Results of a study in mice by researchers at the University of California, San Diego strongly suggest that the protein kinase JNK1 plays a key role in the development of retinopathy in premature infants. Their findings, reported online the week of May 4-9 in advance of print in the Proceedings of the National Academy of Sciences (PNAS), may lead to an effective way to treat the leading cause of childhood blindness in industrialized countries using JNK1 inhibitors.
Retinopathy, damage to the thin layer of cells at the back of the eyeball where light is converted into neural signals sent to the brain, is often caused by the growth of abnormal blood vessels and can lead to loss of vision. Retinopathy of prematurity (ROP) affects infants exposed to high oxygen concentrations as a part of the essential treatment they receive to allow their lungs and other organs to develop after premature birth.
"Paradoxically, it isn't high oxygen levels that damage the retina," explained first author Monica Guma, MD, PhD, of the departments of pharmacology and pathology at the UC San Diego School of Medicine. "Rather, the premature retina is first exposed to a high-oxygen environment and becomes accustomed to it. When the infant is more mature and is returned to a 'normal' oxygen environment, the retina reacts to this hypoxia – or decrease in oxygen availability – as a stress."
The JNK group of protein kinases – discovered in the lab of principal investigator Michael Karin in 1993 – responds to the stress of hypoxia by inducing the over-production of vascular endothelial growth factor (VEGF), which promotes the growth of blood cells. In ROP, as well as in diabetic retinopathy or age-related macular degeneration, this results in vision loss due to aberrant angiogenesis, or unregulated growth of new capillaries from pre-existing blood vessels.
Using a mouse model of ROP, the UC San Diego researchers showed that mice lacking JNK1 exhibited lower levels of VEGF in the retina, so angiogenesis and normal retinal function were barely disrupted.
"We found that injection of a highly specific and cell-permeable JNK peptide inhibitor, D-JNKi, into the mouse retina decreased VEGF expression, thus reducing the abnormal growth of blood vessels that can lead to loss of vision," said UC San Diego investigator Jordi Rius, PhD.

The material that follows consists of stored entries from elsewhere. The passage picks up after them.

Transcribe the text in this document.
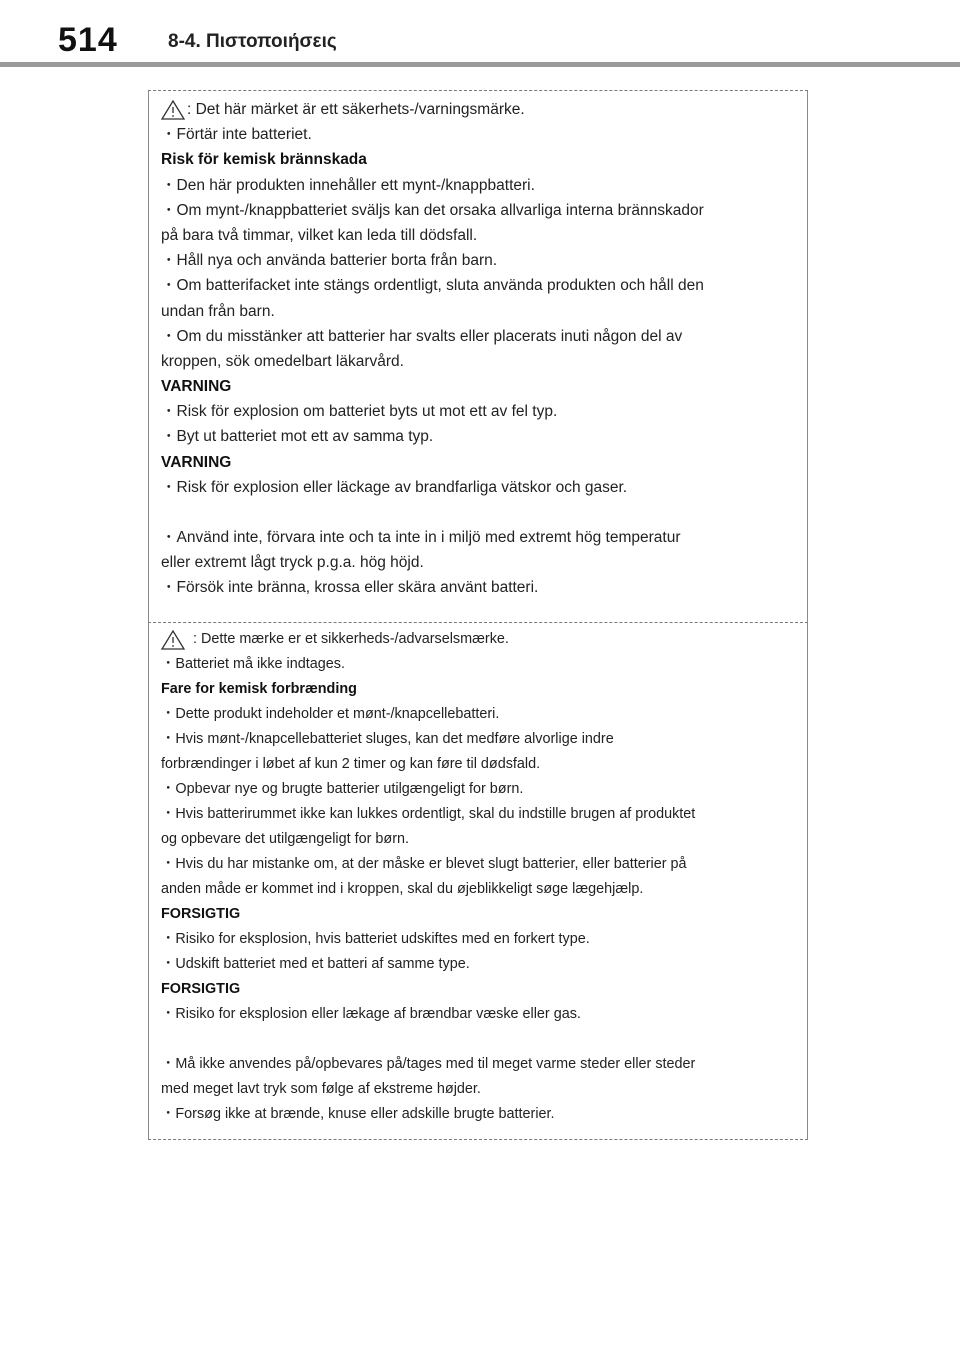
514	8-4. Πιστοποιήσεις
: Det här märket är ett säkerhets-/varningsmärke.
・Förtär inte batteriet.
Risk för kemisk brännskada
・Den här produkten innehåller ett mynt-/knappbatteri.
・Om mynt-/knappbatteriet sväljs kan det orsaka allvarliga interna brännskador
på bara två timmar, vilket kan leda till dödsfall.
・Håll nya och använda batterier borta från barn.
・Om batterifacket inte stängs ordentligt, sluta använda produkten och håll den
undan från barn.
・Om du misstänker att batterier har svalts eller placerats inuti någon del av
kroppen, sök omedelbart läkarvård.
VARNING
・Risk för explosion om batteriet byts ut mot ett av fel typ.
・Byt ut batteriet mot ett av samma typ.
VARNING
・Risk för explosion eller läckage av brandfarliga vätskor och gaser.
・Använd inte, förvara inte och ta inte in i miljö med extremt hög temperatur
eller extremt lågt tryck p.g.a. hög höjd.
・Försök inte bränna, krossa eller skära använt batteri.
: Dette mærke er et sikkerheds-/advarselsmærke.
・Batteriet må ikke indtages.
Fare for kemisk forbrænding
・Dette produkt indeholder et mønt-/knapcellebatteri.
・Hvis mønt-/knapcellebatteriet sluges, kan det medføre alvorlige indre
forbrændinger i løbet af kun 2 timer og kan føre til dødsfald.
・Opbevar nye og brugte batterier utilgængeligt for børn.
・Hvis batterirummet ikke kan lukkes ordentligt, skal du indstille brugen af produktet
og opbevare det utilgængeligt for børn.
・Hvis du har mistanke om, at der måske er blevet slugt batterier, eller batterier på
anden måde er kommet ind i kroppen, skal du øjeblikkeligt søge lægehjælp.
FORSIGTIG
・Risiko for eksplosion, hvis batteriet udskiftes med en forkert type.
・Udskift batteriet med et batteri af samme type.
FORSIGTIG
・Risiko for eksplosion eller lækage af brændbar væske eller gas.
・Må ikke anvendes på/opbevares på/tages med til meget varme steder eller steder
med meget lavt tryk som følge af ekstreme højder.
・Forsøg ikke at brænde, knuse eller adskille brugte batterier.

The researchers explained that using some of the currently available anti-VEGF drugs could be a concern in newborn infants, since the growth factor is also essential for neuronal development. Therefore, development of future therapies would need to keep suppression of VEGF in balance.
"Using the JNK1 inhibitor, we were able to decrease VEGF production in half," said Guma. "Cells were still able to secrete some VEGF, but not enough to induce overgrowth of blood vessels in the retina."
This study showed that D-JNKi reduced abnormal VEGF expression and abnormal formation of blood vessels in the mouse retina, without retinal damage or impaired retinal development – thus identifying an important new pharmacological target for treating ROP in humans. Such therapies are becoming more critical because of the increased survival rate of premature infants and because the prevailing current treatment, laser ablation of the retina, is destructive and only partially effective.
One Australian hospital reported ROP in nearly 50 percent of infants born between 27 and 28 weeks gestation; this level rose to 65 percent in infants born at 23 to 26 weeks gestation (102 out of 157 babies examined for the disease.) This retinopathy induces irreversible damage to the immature retinal vessels, which often regresses but which can lead to vision loss if the abnormal blood vessel formation leads to detachment of the retina.